Questo vale per tutte le materie senza distinzioni? Certamente, anzi no: religione, che non è una materia obbligatoria e non è oggetto di esame, non conta 0,08; può contare 0, ma può anche anche contare 1, cioè 12 volte 0,08, la differenza tra avere, per esempio, la media del 7 o la media dell’8, tra una pagella di tutti 7 e una di tutti 8. Detto in altri termini: in teoria un cattolico con la media del 7 potrebbe avere, a parità di interesse e di impegno nello studio, lo stesso credito di un ebreo, di un musulmano, di un valdese o di un ateo con la media dell’8.
Come è possibile? Semplice: la media dei voti non determina un punteggio, ma una banda di oscillazione che può variare fino a un punto sulla base di criteri stabiliti da ogni singola scuola; tra questi, la legge prevede esplicitamente che si possa tener conto della partecipazione all’ora di religione. E non è una possibilità puramente teorica: quando, durante gli esami di stato, ho occasione di scambiare due parole con colleghi di varie provenienze, sento parlare di scuole in cui si usa effettivamente questo criterio, senza rendersi conto che in questo modo la religione non vale come le altre materie ma addirittura 11 o 12 volte di più. E ogni volta mi domando come facciano queste scuole a non temere ricorsi. Credo, infatti, dato il modo in cui è concepito in Italia l’insegnamento della religione cattolica e dati i criteri di selezione degli insegnanti, che un allievo non cattolico che si è visto negare il punto perché non frequenta l’ora di religione avrebbe certamente buon gioco a dimostrare di essere stato penalizzato. Eppure, a quanto pare, in quest’Italia dal ricorso facile con i pretesti più inconsistenti, nessuno pare far caso a questa palese e oggettiva discriminazione.

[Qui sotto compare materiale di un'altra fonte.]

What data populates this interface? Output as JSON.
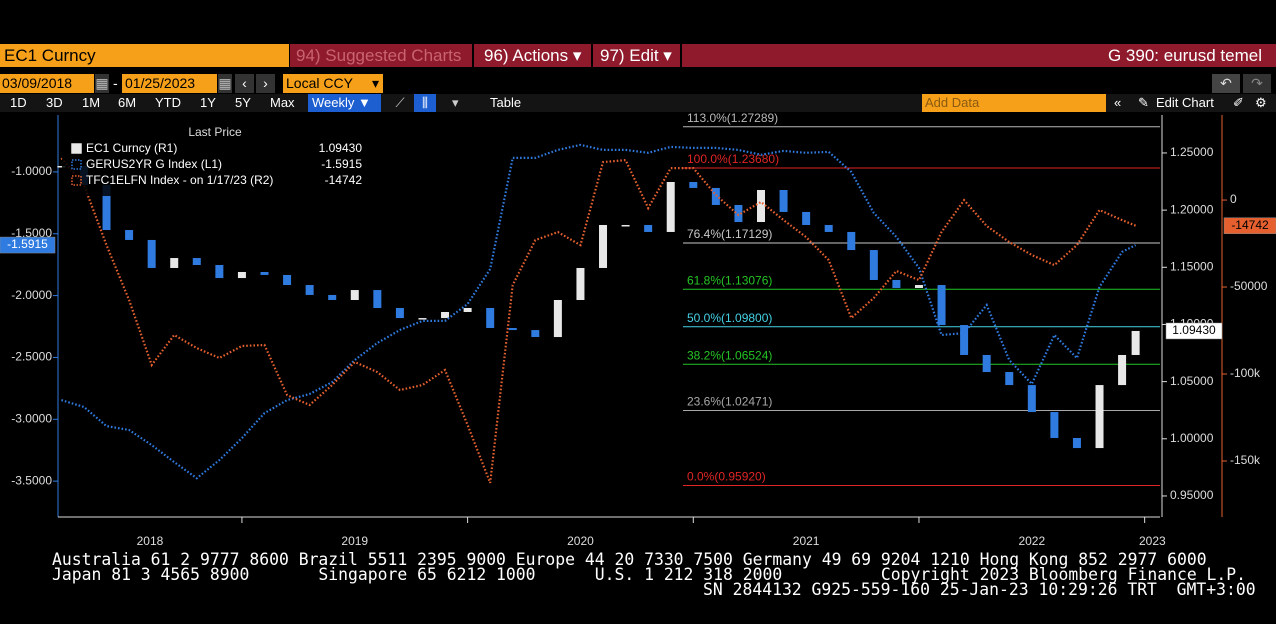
{
  "ui": {
    "security": "EC1 Curncy",
    "suggested": "94) Suggested Charts",
    "actions": "96) Actions ▾",
    "edit": "97) Edit ▾",
    "page_title": "G 390: eurusd temel",
    "start_date": "03/09/2018",
    "date_sep": "-",
    "end_date": "01/25/2023",
    "currency": "Local CCY",
    "periods": [
      "1D",
      "3D",
      "1M",
      "6M",
      "YTD",
      "1Y",
      "5Y",
      "Max"
    ],
    "frequency": "Weekly ▼",
    "table": "Table",
    "add_data": "Add Data",
    "edit_chart": "Edit Chart",
    "footer": [
      "Australia 61 2 9777 8600 Brazil 5511 2395 9000 Europe 44 20 7330 7500 Germany 49 69 9204 1210 Hong Kong 852 2977 6000",
      "Japan 81 3 4565 8900       Singapore 65 6212 1000      U.S. 1 212 318 2000          Copyright 2023 Bloomberg Finance L.P.",
      "SN 2844132 G925-559-160 25-Jan-23 10:29:26 TRT  GMT+3:00"
    ]
  },
  "chart_data": {
    "type": "line",
    "legend_title": "Last Price",
    "x": [
      2018.2,
      2018.3,
      2018.4,
      2018.5,
      2018.6,
      2018.7,
      2018.8,
      2018.9,
      2019.0,
      2019.1,
      2019.2,
      2019.3,
      2019.4,
      2019.5,
      2019.6,
      2019.7,
      2019.8,
      2019.9,
      2020.0,
      2020.1,
      2020.2,
      2020.3,
      2020.4,
      2020.5,
      2020.6,
      2020.7,
      2020.8,
      2020.9,
      2021.0,
      2021.1,
      2021.2,
      2021.3,
      2021.4,
      2021.5,
      2021.6,
      2021.7,
      2021.8,
      2021.9,
      2022.0,
      2022.1,
      2022.2,
      2022.3,
      2022.4,
      2022.5,
      2022.6,
      2022.7,
      2022.8,
      2022.9,
      2022.96
    ],
    "xlim": [
      2018.185,
      2023.068
    ],
    "xticks": [
      2018,
      2019,
      2020,
      2021,
      2022,
      2023
    ],
    "ylim": [
      -3.79,
      -0.54
    ],
    "yticks": [
      {
        "value": -1,
        "label": "-1.0000"
      },
      {
        "value": -1.5,
        "label": "-1.5000"
      },
      {
        "value": -2,
        "label": "-2.0000"
      },
      {
        "value": -2.5,
        "label": "-2.5000"
      },
      {
        "value": -3,
        "label": "-3.0000"
      },
      {
        "value": -3.5,
        "label": "-3.5000"
      }
    ],
    "y2lim": [
      0.9316,
      1.2832
    ],
    "y2ticks": [
      {
        "value": 0.95,
        "label": "0.95000"
      },
      {
        "value": 1,
        "label": "1.00000"
      },
      {
        "value": 1.05,
        "label": "1.05000"
      },
      {
        "value": 1.1,
        "label": "1.10000"
      },
      {
        "value": 1.15,
        "label": "1.15000"
      },
      {
        "value": 1.2,
        "label": "1.20000"
      },
      {
        "value": 1.25,
        "label": "1.25000"
      }
    ],
    "y3lim": [
      -182200,
      48900
    ],
    "y3ticks": [
      0,
      -50000,
      {
        "value": -100000,
        "label": "-100k"
      },
      {
        "value": -150000,
        "label": "-150k"
      }
    ],
    "series": [
      {
        "name": "EC1 Curncy  (R1)",
        "style": "candle",
        "axis": "y2",
        "color": "#e8e8e8",
        "down_color": "#2f7be0",
        "last": {
          "value": 1.0943,
          "label": "1.09430"
        },
        "values": [
          1.2386,
          1.222,
          1.1826,
          1.1739,
          1.1494,
          1.1581,
          1.152,
          1.1406,
          1.1459,
          1.1433,
          1.1345,
          1.1258,
          1.1214,
          1.1301,
          1.1144,
          1.1056,
          1.1056,
          1.1109,
          1.1144,
          1.0969,
          1.0951,
          1.089,
          1.1214,
          1.1494,
          1.187,
          1.187,
          1.1809,
          1.2246,
          1.2194,
          1.2045,
          1.1896,
          1.2176,
          1.1984,
          1.187,
          1.1809,
          1.1651,
          1.1389,
          1.1319,
          1.1345,
          1.0995,
          1.0733,
          1.0584,
          1.047,
          1.0234,
          1.0007,
          0.9919,
          1.047,
          1.0733,
          1.0943
        ]
      },
      {
        "name": "GERUS2YR G Index  (L1)",
        "style": "dotted",
        "axis": "y",
        "color": "#2f7be0",
        "last": -1.5915,
        "values": [
          -2.845,
          -2.901,
          -3.055,
          -3.087,
          -3.209,
          -3.346,
          -3.476,
          -3.33,
          -3.152,
          -2.95,
          -2.845,
          -2.796,
          -2.699,
          -2.521,
          -2.383,
          -2.278,
          -2.205,
          -2.205,
          -2.068,
          -1.785,
          -0.887,
          -0.887,
          -0.822,
          -0.782,
          -0.822,
          -0.822,
          -0.846,
          -0.798,
          -0.806,
          -0.806,
          -0.822,
          -0.862,
          -0.83,
          -0.846,
          -0.838,
          -1.0,
          -1.332,
          -1.526,
          -1.777,
          -2.319,
          -2.303,
          -2.076,
          -2.521,
          -2.715,
          -2.319,
          -2.505,
          -1.93,
          -1.647,
          -1.5915
        ]
      },
      {
        "name": "TFC1ELFN Index -  on 1/17/23  (R2)",
        "style": "dotted",
        "axis": "y3",
        "color": "#e5602e",
        "last": -14742,
        "values": [
          24100,
          8600,
          -25900,
          -57500,
          -94800,
          -77600,
          -85100,
          -90800,
          -83900,
          -83300,
          -112100,
          -117800,
          -106300,
          -93100,
          -98900,
          -109200,
          -106300,
          -97700,
          -129300,
          -162600,
          -48900,
          -23000,
          -18400,
          -25900,
          21800,
          23000,
          -4600,
          18400,
          18400,
          2900,
          -8600,
          -1100,
          -11500,
          -21300,
          -34500,
          -67800,
          -56300,
          -40800,
          -46000,
          -18400,
          0,
          -14900,
          -24100,
          -31600,
          -37400,
          -25900,
          -5700,
          -11500,
          -14742
        ]
      }
    ],
    "fib_levels": [
      {
        "label": "113.0%(1.27289)",
        "value": 1.27289,
        "color": "#b8b8b8"
      },
      {
        "label": "100.0%(1.23680)",
        "value": 1.2368,
        "color": "#e02525"
      },
      {
        "label": "76.4%(1.17129)",
        "value": 1.17129,
        "color": "#c8c8c8"
      },
      {
        "label": "61.8%(1.13076)",
        "value": 1.13076,
        "color": "#25c425"
      },
      {
        "label": "50.0%(1.09800)",
        "value": 1.098,
        "color": "#45d2e6"
      },
      {
        "label": "38.2%(1.06524)",
        "value": 1.06524,
        "color": "#25c425"
      },
      {
        "label": "23.6%(1.02471)",
        "value": 1.02471,
        "color": "#a8a8a8"
      },
      {
        "label": "0.0%(0.95920)",
        "value": 0.9592,
        "color": "#e02525"
      }
    ]
  }
}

Com’è possibile che noi ebrei, che siamo tendenzialmente abbastanza inclini alla protesta, lasciamo correre da anni un’ingiustizia del genere ai danni dei nostri ragazzi? Forse semplicemente perché non è mai capitata l’occasione di protestare, forse perché i ragazzi ebrei frequentano scuole di buon senso come la mia – che assegna il punto in più a tutti coloro che sono stati promossi a giugno indipendentemente da qualunque altro criterio – o forse perché con gli allievi ebrei i consigli di classe stanno attenti. È possibile, però, che ci sia anche da parte nostra una certa dose di rassegnazione: si può perdere un punto per non aver frequentato l’ora di religione così come si può perdere un punto, o anche più di uno, per il tema d’esame valutato con criteri discutibili, per una traduzione corretta ma giudicata troppo libera, per una tesina che non ha incontrato il favore della commissione. Onestamente, però, credo che sia diverso: gli esami – si sa – sono un terno al lotto e lo sono sempre stati, ma l’ora di religione che vale (per il solo fatto di frequentarla) 12 volte l’italiano, il greco o il latino in un liceo classico o 11 volte la matematica in un liceo scientifico mi pare davvero uno stravolgimento di tutti gli obiettivi educativi e formativi che le scuole si propongono.
E c’è un altro elemento importante: se i consigli di classe con noi stanno attenti, non staranno altrettanto attenti con allievi che certamente non faranno ricorso, immigrati o figli di immigrati. Non sarebbe nostro dovere farci promotori di una generale battaglia di civiltà contro una discriminazione strisciante ma insidiosa che rischia di colpire proprio i più deboli?